O testemunho de certo cientista, sobre a questão dos efeitos da Ciência na relação do ser humano com a Natureza, interessa particularmente. É ele Hubert Reeves, conselheiro científico da NASA e doutorado em astrofísica nuclear. Conta Reeves que já na juventude vibrava perante um mar inflamado pelo Sol poente. Certo dia, porém, conhecia já os estudos do físico escocês Maxwell, estava diante do oceano sereno gloriosamente colorido pelo Sol, quando escutou uma voz interior que lhe dizia: Estes desenhos, estas formas, estas tonalidades cambiantes são as soluções matemáticas das equações de Maxwell, perfeitamente previsíveis e calculáveis. Nada mais do que isso ...No meu céu interior erguiam-se as equações de Maxwell, frias, inexoráveis. A sua luz crua abolira, assim me parecia, a frágil magia do céu rosa e do mar cintilante. Esta expressão, assim me parecia, que Reeves intercala, anuncia um desfecho simpático. Com efeito, no livro Malicorne, reflexões de um observador da Natureza, Reeves percorre uma trama compacta de caminhos, e o leitor acaba por concluir que o cientista encontrou explicações suficientes para continuar a deleitar-se com um pôr-do-Sol. De certo modo, este episódio, lembra a célebre resposta de Diógenes, dada a Alexandre o Grande, quando este, preocupado com a vida pobre que o filósofo levava, pergunta-lhe o que precisa para viver com mais conforto. A resposta, sobejamente conhecida não tardou: não me tires o meu Sol.

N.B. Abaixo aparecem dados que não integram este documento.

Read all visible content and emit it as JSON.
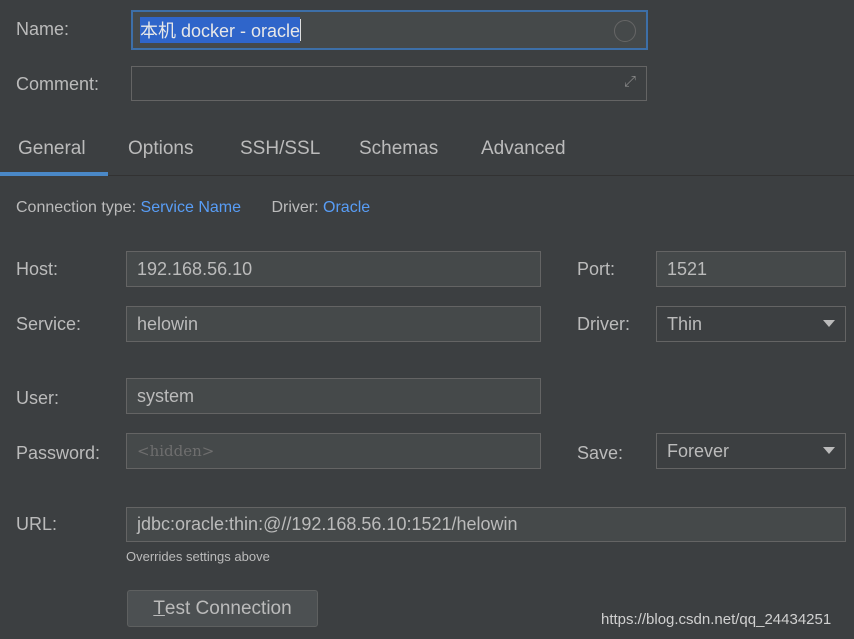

D. Quixote confortava Sancho dizendo-lhe que o Sol nasce para os maus e para os bons. Cervantes tinha razão, o Sol contempla todos, mas cada um recebe-o de seu modo e consoante as circunstâncias. Um pintor, um poeta e aquele profeta que ensinou a fazer da vida uma obra de arte, exemplificam. A luminosidade da Natureza, as variações de luz na sua relação com as formas surpreendiam os olhos de Monet que pintou cerca de quarenta “catedrais de Ruão”. Sempre a mesma fachada, sem céu nem solo, o pintor registou o efeito das variações da luz. Há a catedral de Ruão com Sol intenso, com sol, etc., etc. O poeta, supremo artista da palavra, utiliza-a ao serviço da fraternidade. Escreveu Pessoa: Bendito seja o mesmo Sol de outras terras que faz mais irmãos todos os homens. Jesus de Nazaré surpreende porque disse: Os justos resplandecerão como o Sol.

O Homem é inventivo, capaz de encontrar a saída de todos os labirintos, mas desenvolveu a inteligência mais rapidamente que as qualidades morais. As religiões apesar das boas intenções que as movem conduziram à intolerância e ao fanatismo, a Arte poderá ser um caminho para chegar à fraternidade ,à justiça, ao Amor. O Sol faz da Terra o nosso País.